A few reviewers also objected to the film on moral grounds. Bob Carlton of The Birmingham News criticized Gossett's decision to lend his name to a film that "shouldn't have been shot", as "the mix of junior-high bathroom jokes and tough-guy gunplay is especially disturbing". Dave Kehr of the Chicago Tribune described it as "an odd and distasteful attempt to blend the adolescent angst of Dead Poets Society with the comic book violence of Rambo—a concept that probably sounded shrewd and commercial at studio production meetings, but just looks morbid and pandering when actually filmed."

===Awards===

For their performance in Toy Soldiers, Sean Astin, Wil Wheaton, Keith Coogan, T.E. Russell and George Perez were all nominated for an Outstanding Young Ensemble Cast in a Motion Picture by the 13th Annual Youth in Film Awards, but lost to Donovan McCrary, Desi Arnez Hines II and Baha Jackson for Boyz n the Hood.

==Soundtrack==
Toy Soldiers score was composed by Robert Folk and performed by the Dublin Symphony Orchestra. Randy Miller collaborated to the arrangements. Its symphonic approach, relatively unusual for the action genre, has helped the main theme become a staple of Hollywood trailers, transcending the film's own notoriety. It was issued on CD by Intrada Records, with liner notes by Folk, to coincide with the film's release.
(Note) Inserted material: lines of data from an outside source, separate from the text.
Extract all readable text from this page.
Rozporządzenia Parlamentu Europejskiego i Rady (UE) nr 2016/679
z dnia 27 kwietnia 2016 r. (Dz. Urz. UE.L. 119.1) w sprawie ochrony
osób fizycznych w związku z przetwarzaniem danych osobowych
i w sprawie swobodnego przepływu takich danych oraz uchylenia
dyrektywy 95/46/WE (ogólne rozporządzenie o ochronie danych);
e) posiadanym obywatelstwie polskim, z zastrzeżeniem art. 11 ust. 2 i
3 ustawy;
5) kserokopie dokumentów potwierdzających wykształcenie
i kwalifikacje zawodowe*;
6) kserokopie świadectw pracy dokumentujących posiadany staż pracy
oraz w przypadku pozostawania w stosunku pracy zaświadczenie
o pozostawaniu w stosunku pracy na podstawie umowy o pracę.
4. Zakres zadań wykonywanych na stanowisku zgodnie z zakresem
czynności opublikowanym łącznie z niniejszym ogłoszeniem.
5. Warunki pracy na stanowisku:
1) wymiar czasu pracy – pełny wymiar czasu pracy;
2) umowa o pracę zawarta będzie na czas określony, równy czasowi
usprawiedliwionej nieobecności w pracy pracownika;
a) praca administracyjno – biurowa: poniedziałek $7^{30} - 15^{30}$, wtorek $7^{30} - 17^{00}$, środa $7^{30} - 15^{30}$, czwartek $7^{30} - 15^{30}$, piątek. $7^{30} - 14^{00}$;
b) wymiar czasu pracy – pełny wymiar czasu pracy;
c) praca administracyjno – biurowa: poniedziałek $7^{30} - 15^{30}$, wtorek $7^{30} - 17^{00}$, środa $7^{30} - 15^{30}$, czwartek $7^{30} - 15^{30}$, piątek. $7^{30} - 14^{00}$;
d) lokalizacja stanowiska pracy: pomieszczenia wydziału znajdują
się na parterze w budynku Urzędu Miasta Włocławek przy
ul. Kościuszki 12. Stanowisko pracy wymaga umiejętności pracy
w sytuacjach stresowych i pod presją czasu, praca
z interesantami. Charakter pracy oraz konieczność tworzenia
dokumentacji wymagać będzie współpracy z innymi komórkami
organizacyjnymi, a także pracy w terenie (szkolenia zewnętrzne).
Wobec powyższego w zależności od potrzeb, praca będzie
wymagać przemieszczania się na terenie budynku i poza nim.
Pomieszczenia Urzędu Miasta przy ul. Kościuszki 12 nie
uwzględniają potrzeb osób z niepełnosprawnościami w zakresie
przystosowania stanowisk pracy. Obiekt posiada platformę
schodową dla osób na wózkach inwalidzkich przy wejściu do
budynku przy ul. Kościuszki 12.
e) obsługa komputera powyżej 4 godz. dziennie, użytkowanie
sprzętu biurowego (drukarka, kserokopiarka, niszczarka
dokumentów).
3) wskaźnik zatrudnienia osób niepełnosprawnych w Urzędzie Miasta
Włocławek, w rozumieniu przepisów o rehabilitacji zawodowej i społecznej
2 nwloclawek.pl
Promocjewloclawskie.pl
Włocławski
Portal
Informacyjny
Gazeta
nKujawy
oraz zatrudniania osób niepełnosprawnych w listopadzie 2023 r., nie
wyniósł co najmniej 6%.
It was positively received, with Andy Dursin of Film Score Monthly calling it "a real gem". The same label released a new version on December 7, 2021, which included an alternate, unused version of the main theme.

==Post-release==
===TV pilot===
In early April 1991, a crew came to the Miller School to shoot footage for an unnamed TV pilot, using a few of its real students. The show, about a prep school hiring its first black teacher, was presented by the local press as a possible spin-off of Toy Soldiers.

===Home media===
The picture was released on domestic VHS by Columbia TriStar's SVS–Triumph label on November 26, 1991. It arrived on DVD on November 5, 2002, though Columbia TriStar Home Video. A Blu-ray followed on December 11, 2018, via Sony Pictures Home Entertainment.